Small Great Things Page 40

AFTER THE FUNERAL, everyone comes back to the house. There are casseroles and pies and platters, none of which I eat. People keep telling me they’re sorry for our loss, as if they had something to do with it. Francis and Tom sit outside on the porch, which still has some shards of glass on it from my window project, and drink the bottle of whiskey Tom’s brought.

Brit sits on a couch like the middle of a flower, surrounded by the petals of her friends. When someone she doesn’t know well comes too near, they close around her. Eventually, they leave, saying things like Call me if you need me and Every day it’ll get a little easier. In other words: lies.

I am just walking the last guest out when a car pulls up. The door opens, and MacDougall, the cop who took my complaint, gets out.

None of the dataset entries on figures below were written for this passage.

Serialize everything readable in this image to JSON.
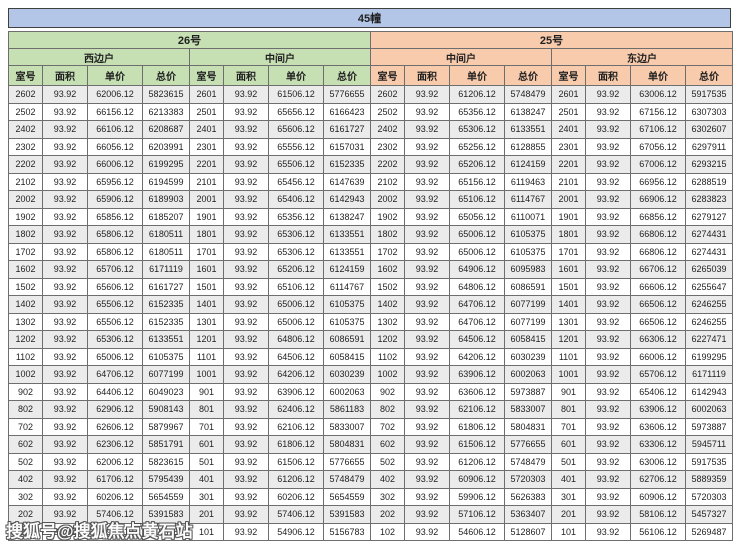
{
  "title": "45幢",
  "watermark": "搜狐号@搜狐焦点黄石站",
  "buildings": [
    {
      "name": "26号",
      "units": [
        "西边户",
        "中间户"
      ]
    },
    {
      "name": "25号",
      "units": [
        "中间户",
        "东边户"
      ]
    }
  ],
  "col_headers": [
    "室号",
    "面积",
    "单价",
    "总价"
  ],
  "sections": [
    {
      "building": "26号",
      "unit": "西边户",
      "rows": [
        [
          "2602",
          "93.92",
          "62006.12",
          "5823615"
        ],
        [
          "2502",
          "93.92",
          "66156.12",
          "6213383"
        ],
        [
          "2402",
          "93.92",
          "66106.12",
          "6208687"
        ],
        [
          "2302",
          "93.92",
          "66056.12",
          "6203991"
        ],
        [
          "2202",
          "93.92",
          "66006.12",
          "6199295"
        ],
        [
          "2102",
          "93.92",
          "65956.12",
          "6194599"
        ],
        [
          "2002",
          "93.92",
          "65906.12",
          "6189903"
        ],
        [
          "1902",
          "93.92",
          "65856.12",
          "6185207"
        ],
        [
          "1802",
          "93.92",
          "65806.12",
          "6180511"
        ],
        [
          "1702",
          "93.92",
          "65806.12",
          "6180511"
        ],
        [
          "1602",
          "93.92",
          "65706.12",
          "6171119"
        ],
        [
          "1502",
          "93.92",
          "65606.12",
          "6161727"
        ],
        [
          "1402",
          "93.92",
          "65506.12",
          "6152335"
        ],
        [
          "1302",
          "93.92",
          "65506.12",
          "6152335"
        ],
        [
          "1202",
          "93.92",
          "65306.12",
          "6133551"
        ],
        [
          "1102",
          "93.92",
          "65006.12",
          "6105375"
        ],
        [
          "1002",
          "93.92",
          "64706.12",
          "6077199"
        ],
        [
          "902",
          "93.92",
          "64406.12",
          "6049023"
        ],
        [
          "802",
          "93.92",
          "62906.12",
          "5908143"
        ],
        [
          "702",
          "93.92",
          "62606.12",
          "5879967"
        ],
        [
          "602",
          "93.92",
          "62306.12",
          "5851791"
        ],
        [
          "502",
          "93.92",
          "62006.12",
          "5823615"
        ],
        [
          "402",
          "93.92",
          "61706.12",
          "5795439"
        ],
        [
          "302",
          "93.92",
          "60206.12",
          "5654559"
        ],
        [
          "202",
          "93.92",
          "57406.12",
          "5391583"
        ],
        [
          "102",
          "93.92",
          "54906.12",
          "5156783"
        ]
      ]
    },
    {
      "building": "26号",
      "unit": "中间户",
      "rows": [
        [
          "2601",
          "93.92",
          "61506.12",
          "5776655"
        ],
        [
          "2501",
          "93.92",
          "65656.12",
          "6166423"
        ],
        [
          "2401",
          "93.92",
          "65606.12",
          "6161727"
        ],
        [
          "2301",
          "93.92",
          "65556.12",
          "6157031"
        ],
        [
          "2201",
          "93.92",
          "65506.12",
          "6152335"
        ],
        [
          "2101",
          "93.92",
          "65456.12",
          "6147639"
        ],
        [
          "2001",
          "93.92",
          "65406.12",
          "6142943"
        ],
        [
          "1901",
          "93.92",
          "65356.12",
          "6138247"
        ],
        [
          "1801",
          "93.92",
          "65306.12",
          "6133551"
        ],
        [
          "1701",
          "93.92",
          "65306.12",
          "6133551"
        ],
        [
          "1601",
          "93.92",
          "65206.12",
          "6124159"
        ],
        [
          "1501",
          "93.92",
          "65106.12",
          "6114767"
        ],
        [
          "1401",
          "93.92",
          "65006.12",
          "6105375"
        ],
        [
          "1301",
          "93.92",
          "65006.12",
          "6105375"
        ],
        [
          "1201",
          "93.92",
          "64806.12",
          "6086591"
        ],
        [
          "1101",
          "93.92",
          "64506.12",
          "6058415"
        ],
        [
          "1001",
          "93.92",
          "64206.12",
          "6030239"
        ],
        [
          "901",
          "93.92",
          "63906.12",
          "6002063"
        ],
        [
          "801",
          "93.92",
          "62406.12",
          "5861183"
        ],
        [
          "701",
          "93.92",
          "62106.12",
          "5833007"
        ],
        [
          "601",
          "93.92",
          "61806.12",
          "5804831"
        ],
        [
          "501",
          "93.92",
          "61506.12",
          "5776655"
        ],
        [
          "401",
          "93.92",
          "61206.12",
          "5748479"
        ],
        [
          "301",
          "93.92",
          "60206.12",
          "5654559"
        ],
        [
          "201",
          "93.92",
          "57406.12",
          "5391583"
        ],
        [
          "101",
          "93.92",
          "54906.12",
          "5156783"
        ]
      ]
    },
    {
      "building": "25号",
      "unit": "中间户",
      "rows": [
        [
          "2602",
          "93.92",
          "61206.12",
          "5748479"
        ],
        [
          "2502",
          "93.92",
          "65356.12",
          "6138247"
        ],
        [
          "2402",
          "93.92",
          "65306.12",
          "6133551"
        ],
        [
          "2302",
          "93.92",
          "65256.12",
          "6128855"
        ],
        [
          "2202",
          "93.92",
          "65206.12",
          "6124159"
        ],
        [
          "2102",
          "93.92",
          "65156.12",
          "6119463"
        ],
        [
          "2002",
          "93.92",
          "65106.12",
          "6114767"
        ],
        [
          "1902",
          "93.92",
          "65056.12",
          "6110071"
        ],
        [
          "1802",
          "93.92",
          "65006.12",
          "6105375"
        ],
        [
          "1702",
          "93.92",
          "65006.12",
          "6105375"
        ],
        [
          "1602",
          "93.92",
          "64906.12",
          "6095983"
        ],
        [
          "1502",
          "93.92",
          "64806.12",
          "6086591"
        ],
        [
          "1402",
          "93.92",
          "64706.12",
          "6077199"
        ],
        [
          "1302",
          "93.92",
          "64706.12",
          "6077199"
        ],
        [
          "1202",
          "93.92",
          "64506.12",
          "6058415"
        ],
        [
          "1102",
          "93.92",
          "64206.12",
          "6030239"
        ],
        [
          "1002",
          "93.92",
          "63906.12",
          "6002063"
        ],
        [
          "902",
          "93.92",
          "63606.12",
          "5973887"
        ],
        [
          "802",
          "93.92",
          "62106.12",
          "5833007"
        ],
        [
          "702",
          "93.92",
          "61806.12",
          "5804831"
        ],
        [
          "602",
          "93.92",
          "61506.12",
          "5776655"
        ],
        [
          "502",
          "93.92",
          "61206.12",
          "5748479"
        ],
        [
          "402",
          "93.92",
          "60906.12",
          "5720303"
        ],
        [
          "302",
          "93.92",
          "59906.12",
          "5626383"
        ],
        [
          "202",
          "93.92",
          "57106.12",
          "5363407"
        ],
        [
          "102",
          "93.92",
          "54606.12",
          "5128607"
        ]
      ]
    },
    {
      "building": "25号",
      "unit": "东边户",
      "rows": [
        [
          "2601",
          "93.92",
          "63006.12",
          "5917535"
        ],
        [
          "2501",
          "93.92",
          "67156.12",
          "6307303"
        ],
        [
          "2401",
          "93.92",
          "67106.12",
          "6302607"
        ],
        [
          "2301",
          "93.92",
          "67056.12",
          "6297911"
        ],
        [
          "2201",
          "93.92",
          "67006.12",
          "6293215"
        ],
        [
          "2101",
          "93.92",
          "66956.12",
          "6288519"
        ],
        [
          "2001",
          "93.92",
          "66906.12",
          "6283823"
        ],
        [
          "1901",
          "93.92",
          "66856.12",
          "6279127"
        ],
        [
          "1801",
          "93.92",
          "66806.12",
          "6274431"
        ],
        [
          "1701",
          "93.92",
          "66806.12",
          "6274431"
        ],
        [
          "1601",
          "93.92",
          "66706.12",
          "6265039"
        ],
        [
          "1501",
          "93.92",
          "66606.12",
          "6255647"
        ],
        [
          "1401",
          "93.92",
          "66506.12",
          "6246255"
        ],
        [
          "1301",
          "93.92",
          "66506.12",
          "6246255"
        ],
        [
          "1201",
          "93.92",
          "66306.12",
          "6227471"
        ],
        [
          "1101",
          "93.92",
          "66006.12",
          "6199295"
        ],
        [
          "1001",
          "93.92",
          "65706.12",
          "6171119"
        ],
        [
          "901",
          "93.92",
          "65406.12",
          "6142943"
        ],
        [
          "801",
          "93.92",
          "63906.12",
          "6002063"
        ],
        [
          "701",
          "93.92",
          "63606.12",
          "5973887"
        ],
        [
          "601",
          "93.92",
          "63306.12",
          "5945711"
        ],
        [
          "501",
          "93.92",
          "63006.12",
          "5917535"
        ],
        [
          "401",
          "93.92",
          "62706.12",
          "5889359"
        ],
        [
          "301",
          "93.92",
          "60906.12",
          "5720303"
        ],
        [
          "201",
          "93.92",
          "58106.12",
          "5457327"
        ],
        [
          "101",
          "93.92",
          "56106.12",
          "5269487"
        ]
      ]
    }
  ],
  "colors": {
    "banner": "#b4c6e7",
    "header_green": "#c6e0b4",
    "header_orange": "#f8cbad",
    "room_green": "#e2efda",
    "room_orange": "#fce4d6",
    "stripe": "#ebebeb"
  }
}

He walks up the steps to where I am standing, his hands in his pockets. “I don’t have any information for you yet,” he says bluntly. “I came to pay my respects.”

I feel Brit come up behind me like a shadow. “Babe, this is the officer who’s going to help us.”

“When?” she asks.

“Well, ma’am, investigations into these things take time…”

“These things,” Brit repeats. “These things.” She shoves past me, so that she is toe-to-toe with the cop. “My son is not a thing. Was,” she corrects, her voice snagging. “Was not a thing.”

Then she turns on her heel and disappears into the belly of the house. I look at the cop. “It’s been a tough day.”

“I understand. As soon as the prosecutor contacts me I’ll be in—”

He doesn’t finish his sentence, however, before the sound of a crash fills all the space behind me. “I have to go,” I tell him, but I’m already closing the door in his face.

There’s another crash before I reach the kitchen. As soon as I step inside, a casserole dish flies by my face, striking the wall behind me. “Brit,” I cry out, moving toward her, and she wings a glass at my head. It glances off my brow, and for a moment, I see stars.

“Is this supposed to make me feel better?” Brit screams. “I fucking hate mac and cheese.”

“Baby.” I grasp her by the shoulders. “They were trying to be nice.”

“I don’t want them to be nice,” she says, tears streaming down her face now. “I don’t want their pity. I don’t want anything, except that bitch who killed my baby.”

I fold my arms around her, even though she stays stiff in them. “This isn’t over yet.”

She shoves at me so hard and so unexpectedly that I stumble backward. “It should be,” she says, with so much venom in her words that I am paralyzed. “It would be, if you were a real man.”

A muscle ticks in my jaw and I ball my hands into fists, but I don’t react. Francis, who’s entered the room at some point, comes up behind Brit and slips an arm around her waist. “Come on now, ladybug. Let’s get you upstairs.” He leads her out of the kitchen.

I know what she’s saying: that a warrior isn’t much of a warrior when he’s fighting behind a computer. True, going underground with our movement was Francis’s idea, and it’s been a brilliant and insidious plan—but Brit’s right. There’s a big difference between the instant gratification that comes from landing a punch and the delayed pride that comes from spreading fear through the Internet.

I grab the car keys off the kitchen counter, and a moment later I’m cruising downtown, near the railroad tracks. I think, for a heartbeat, about finding that black nurse’s address. I have the technological expertise to do it in less than two minutes.

Which is about as long as it would take the cops to point a finger at me if anything happened to her or her property.

Instead, I park under a railroad overpass and get out of the car. My heart’s pounding, my adrenaline is high. It’s been so long since I’ve been wilding that I’ve forgotten the high of it, unlike anything that alcohol or sports or even falling in love can produce.

The first person that gets in my way is unconscious. Homeless, he’s drunk or drugged or asleep on a cardboard pallet under a mountain of plastic bags. He’s not even black. He’s just…easy.

I grab him by the throat, and he startles from one nightmare into another. “What are you looking at?” I scream into his face, even though I have him pinned by the neck, so that he couldn’t be looking at anything but me. “What the fuck is your problem?”

Then I head-butt him in the mouth, so that I knock his teeth loose. I throw him back on the pavement, hearing a satisfying crack as his skull meets the ground.

With every blow, I can breathe a little easier. It has been years since I did this, but it feels like yesterday—my fists have a muscle memory. I pound this stranger into someone who will never be recognized, since it’s the only way to remember who I am.